Li Hongying, Huang Zhongwen, Gai Junyi, Wu Song, Zeng Yanru, Li Qin, Wu Rongling
Department of Statistics, University of Florida, Gainesville, Florida, United States of America.
PLoS One. 2007 Nov 28;2(11):e1245. doi: 10.1371/journal.pone.0001245.
Although ontogenetic changes in body shape and its associated allometry has been studied for over a century, essentially nothing is known about their underlying genetic and developmental mechanisms. One of the reasons for this ignorance is the unavailability of a conceptual framework to formulate the experimental design for data collection and statistical models for data analyses. We developed a framework model for unraveling the genetic machinery for ontogenetic changes of allometry. The model incorporates the mathematical aspects of ontogenetic growth and allometry into a maximum likelihood framework for quantitative trait locus (QTL) mapping. As a quantitative platform, the model allows for the testing of a number of biologically meaningful hypotheses to explore the pleiotropic basis of the QTL that regulate ontogeny and allometry. Simulation studies and real data analysis of a live example in soybean have been performed to investigate the statistical behavior of the model and validate its practical utilization. The statistical model proposed will help to study the genetic architecture of complex phenotypes and, therefore, gain better insights into the mechanistic regulation for developmental patterns and processes in organisms.

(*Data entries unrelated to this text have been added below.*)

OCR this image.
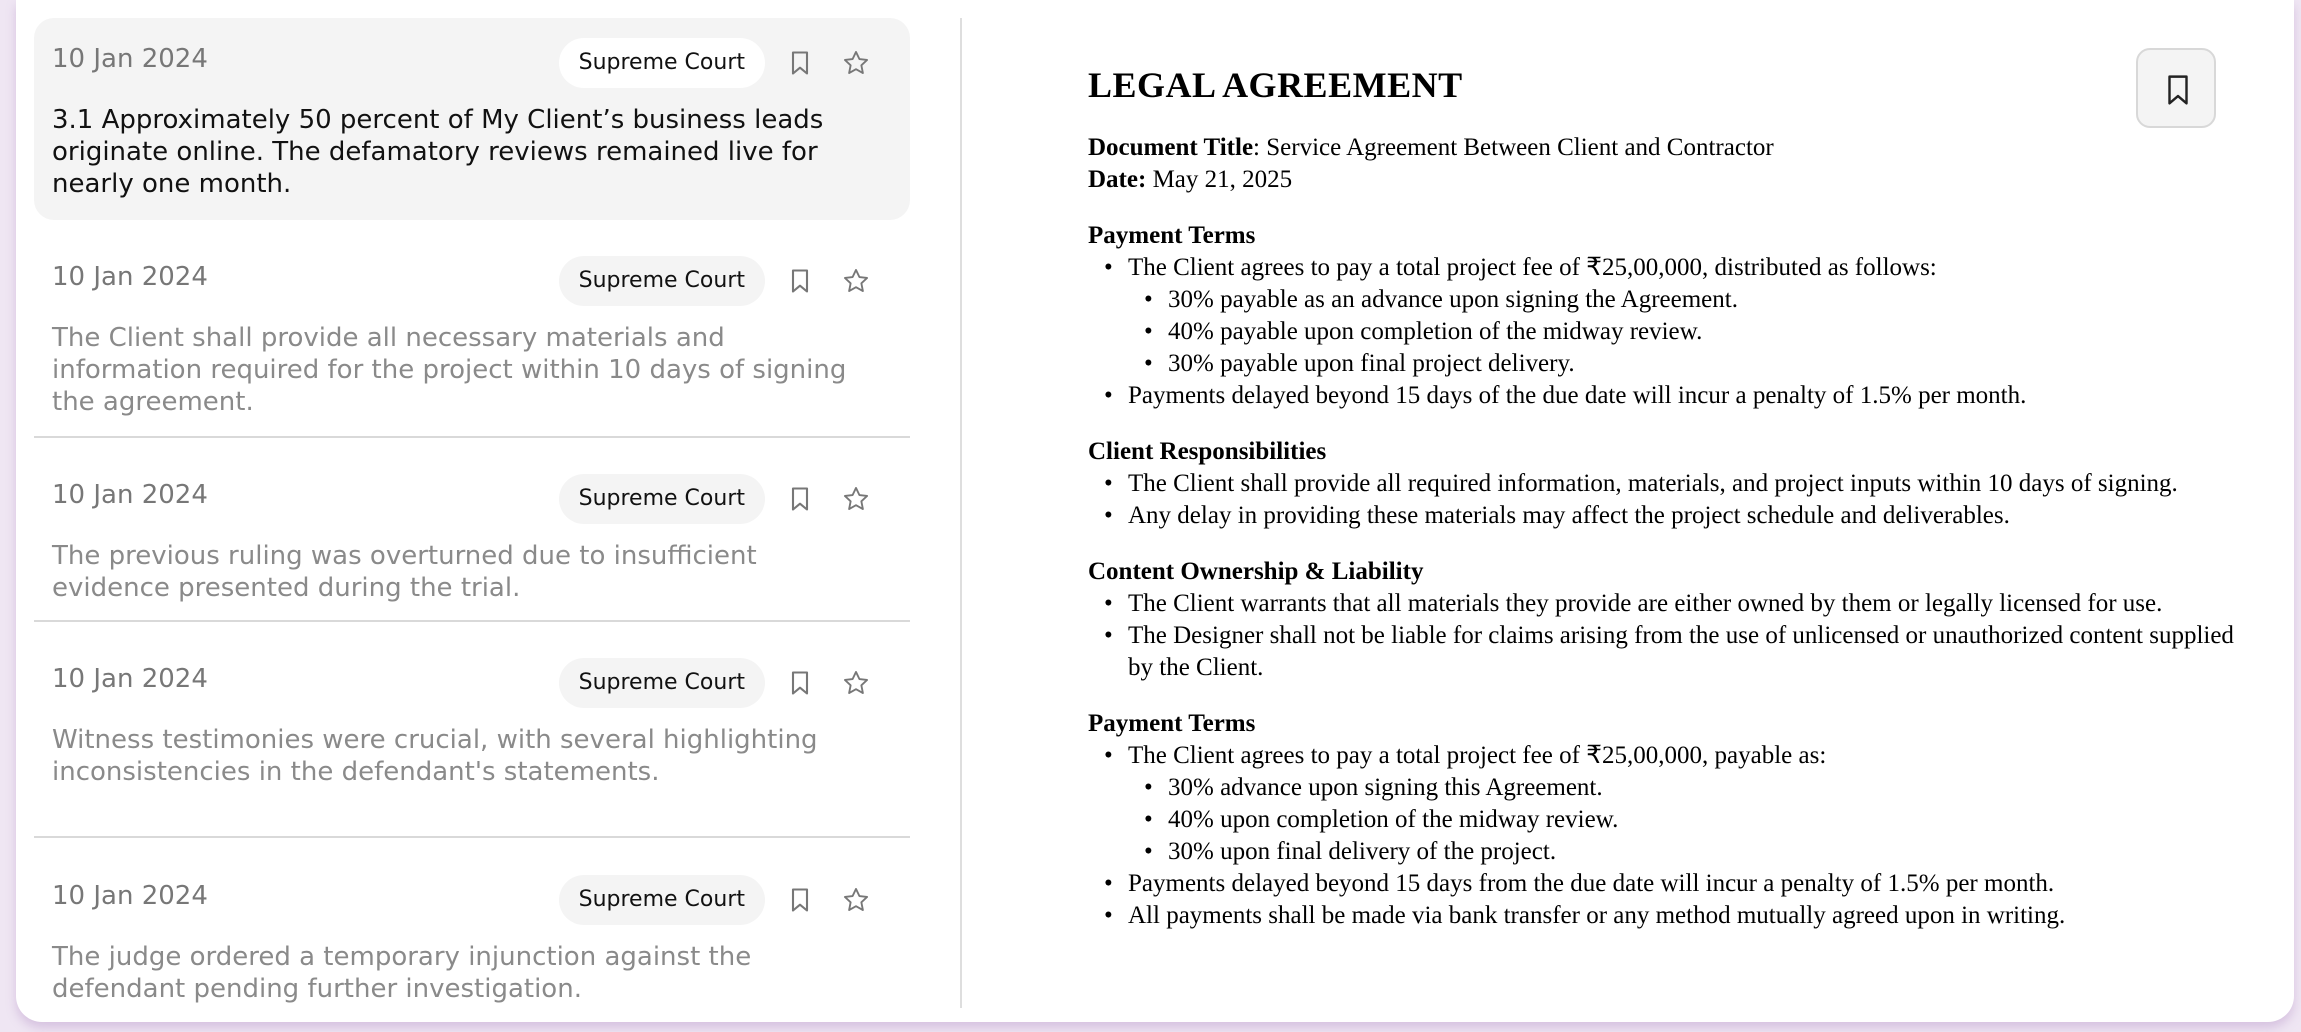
10 Jan 2024	Supreme Court
3.1 Approximately 50 percent of My Client’s business leads originate online. The defamatory reviews remained live for nearly one month.
10 Jan 2024	Supreme Court
The Client shall provide all necessary materials and information required for the project within 10 days of signing the agreement.
10 Jan 2024	Supreme Court
The previous ruling was overturned due to insufficient evidence presented during the trial.
10 Jan 2024	Supreme Court
Witness testimonies were crucial, with several highlighting inconsistencies in the defendant's statements.
10 Jan 2024	Supreme Court
The judge ordered a temporary injunction against the defendant pending further investigation.
LEGAL AGREEMENT
Document Title: Service Agreement Between Client and Contractor
Date: May 21, 2025
Payment Terms
• The Client agrees to pay a total project fee of ₹25,00,000, distributed as follows:
• 30% payable as an advance upon signing the Agreement.
• 40% payable upon completion of the midway review.
• 30% payable upon final project delivery.
• Payments delayed beyond 15 days of the due date will incur a penalty of 1.5% per month.
Client Responsibilities
• The Client shall provide all required information, materials, and project inputs within 10 days of signing.
• Any delay in providing these materials may affect the project schedule and deliverables.
Content Ownership & Liability
• The Client warrants that all materials they provide are either owned by them or legally licensed for use.
• The Designer shall not be liable for claims arising from the use of unlicensed or unauthorized content supplied by the Client.
Payment Terms
• The Client agrees to pay a total project fee of ₹25,00,000, payable as:
• 30% advance upon signing this Agreement.
• 40% upon completion of the midway review.
• 30% upon final delivery of the project.
• Payments delayed beyond 15 days from the due date will incur a penalty of 1.5% per month.
• All payments shall be made via bank transfer or any method mutually agreed upon in writing.
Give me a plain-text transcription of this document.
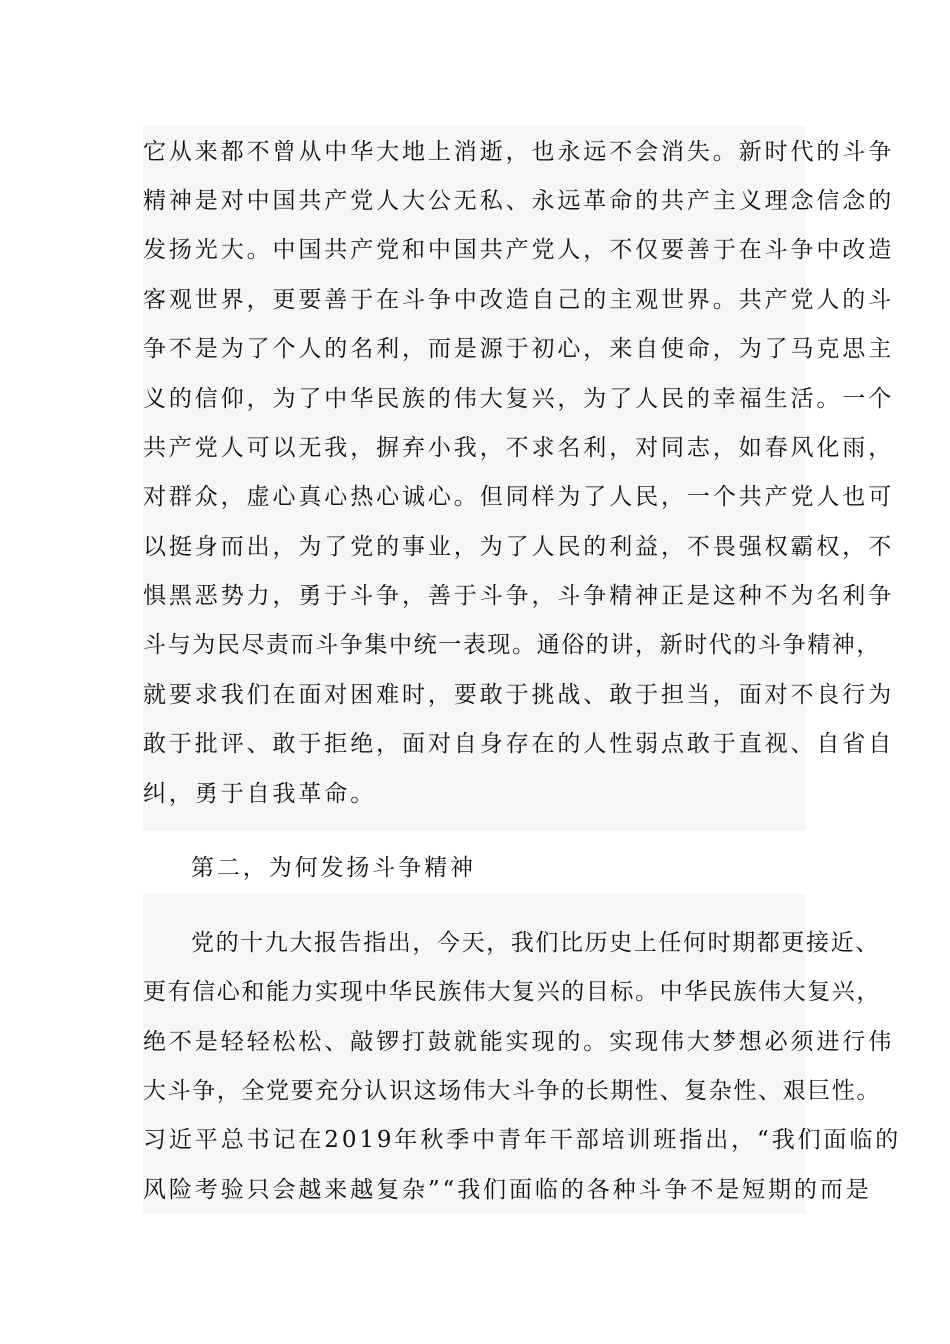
它从来都不曾从中华大地上消逝，也永远不会消失。新时代的斗争
精神是对中国共产党人大公无私、永远革命的共产主义理念信念的
发扬光大。中国共产党和中国共产党人，不仅要善于在斗争中改造
客观世界，更要善于在斗争中改造自己的主观世界。共产党人的斗
争不是为了个人的名利，而是源于初心，来自使命，为了马克思主
义的信仰，为了中华民族的伟大复兴，为了人民的幸福生活。一个
共产党人可以无我，摒弃小我，不求名利，对同志，如春风化雨，
对群众，虚心真心热心诚心。但同样为了人民，一个共产党人也可
以挺身而出，为了党的事业，为了人民的利益，不畏强权霸权，不
惧黑恶势力，勇于斗争，善于斗争，斗争精神正是这种不为名利争
斗与为民尽责而斗争集中统一表现。通俗的讲，新时代的斗争精神，
就要求我们在面对困难时，要敢于挑战、敢于担当，面对不良行为
敢于批评、敢于拒绝，面对自身存在的人性弱点敢于直视、自省自
纠，勇于自我革命。
第二，为何发扬斗争精神
党的十九大报告指出，今天，我们比历史上任何时期都更接近、
更有信心和能力实现中华民族伟大复兴的目标。中华民族伟大复兴，
绝不是轻轻松松、敲锣打鼓就能实现的。实现伟大梦想必须进行伟
大斗争，全党要充分认识这场伟大斗争的长期性、复杂性、艰巨性。
习近平总书记在2019年秋季中青年干部培训班指出，“我们面临的
风险考验只会越来越复杂”“我们面临的各种斗争不是短期的而是
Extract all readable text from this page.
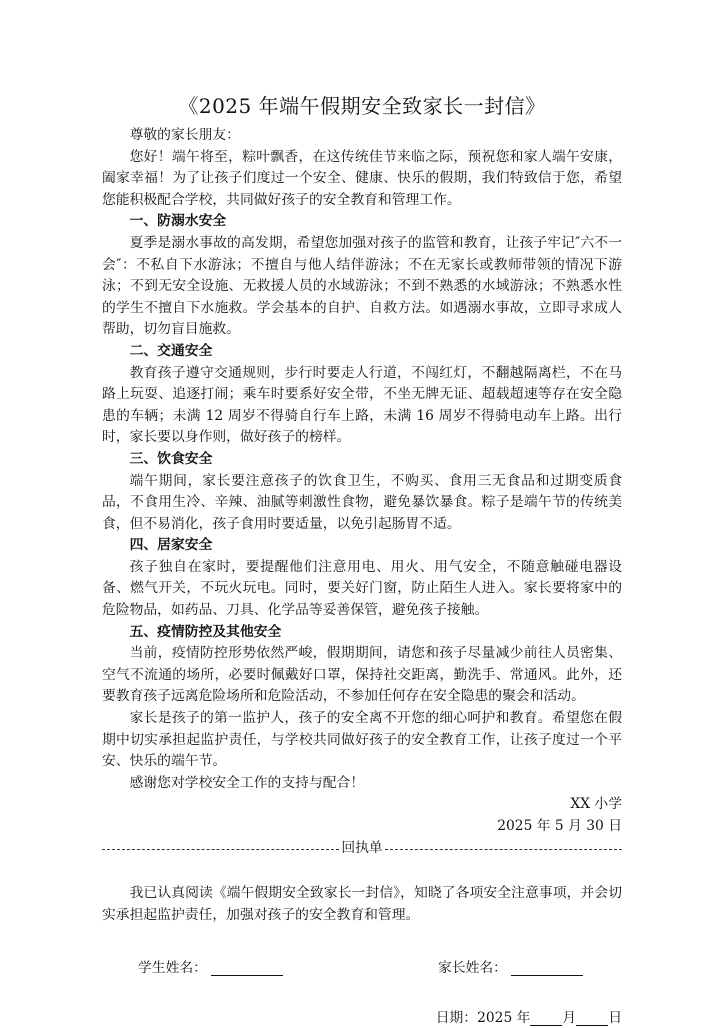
《2025 年端午假期安全致家长一封信》
尊敬的家长朋友：

您好！端午将至，粽叶飘香，在这传统佳节来临之际，预祝您和家人端午安康，阖家幸福！为了让孩子们度过一个安全、健康、快乐的假期，我们特致信于您，希望您能积极配合学校，共同做好孩子的安全教育和管理工作。

一、防溺水安全

夏季是溺水事故的高发期，希望您加强对孩子的监管和教育，让孩子牢记″六不一会″：不私自下水游泳；不擅自与他人结伴游泳；不在无家长或教师带领的情况下游泳；不到无安全设施、无救援人员的水域游泳；不到不熟悉的水域游泳；不熟悉水性的学生不擅自下水施救。学会基本的自护、自救方法。如遇溺水事故，立即寻求成人帮助，切勿盲目施救。

二、交通安全

教育孩子遵守交通规则，步行时要走人行道，不闯红灯，不翻越隔离栏，不在马路上玩耍、追逐打闹；乘车时要系好安全带，不坐无牌无证、超载超速等存在安全隐患的车辆；未满 12 周岁不得骑自行车上路，未满 16 周岁不得骑电动车上路。出行时，家长要以身作则，做好孩子的榜样。

三、饮食安全

端午期间，家长要注意孩子的饮食卫生，不购买、食用三无食品和过期变质食品，不食用生冷、辛辣、油腻等刺激性食物，避免暴饮暴食。粽子是端午节的传统美食，但不易消化，孩子食用时要适量，以免引起肠胃不适。

四、居家安全

孩子独自在家时，要提醒他们注意用电、用火、用气安全，不随意触碰电器设备、燃气开关，不玩火玩电。同时，要关好门窗，防止陌生人进入。家长要将家中的危险物品，如药品、刀具、化学品等妥善保管，避免孩子接触。

五、疫情防控及其他安全

当前，疫情防控形势依然严峻，假期期间，请您和孩子尽量减少前往人员密集、空气不流通的场所，必要时佩戴好口罩，保持社交距离，勤洗手、常通风。此外，还要教育孩子远离危险场所和危险活动，不参加任何存在安全隐患的聚会和活动。

家长是孩子的第一监护人，孩子的安全离不开您的细心呵护和教育。希望您在假期中切实承担起监护责任，与学校共同做好孩子的安全教育工作，让孩子度过一个平安、快乐的端午节。

感谢您对学校安全工作的支持与配合！

XX 小学
2025 年 5 月 30 日
回执单

我已认真阅读《端午假期安全致家长一封信》，知晓了各项安全注意事项，并会切实承担起监护责任，加强对孩子的安全教育和管理。

学生姓名：	家长姓名：
日期：2025 年 月 日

尽管体型的个体发育变化及其相关的异速生长已经被研究了一个多世纪,但对于其潜在的遗传和发育机制,人们基本上一无所知。造成这种无知的原因之一是缺乏一个概念框架来制定数据收集的实验设计和数据分析的统计模型。我们开发了一个框架模型,用于揭示异速生长个体发育变化的遗传机制。该模型将个体发育生长和异速生长的数学方面纳入到一个用于数量性状基因座(QTL)定位的最大似然框架中。作为一个定量平台,该模型允许测试许多具有生物学意义的假设,以探索调节个体发育和异速生长的QTL的多效性基础。已经进行了模拟研究和大豆实例的实际数据分析,以研究该模型的统计行为并验证其实际应用。所提出的统计模型将有助于研究复杂表型的遗传结构,从而更好地洞察生物体发育模式和过程的机制调节。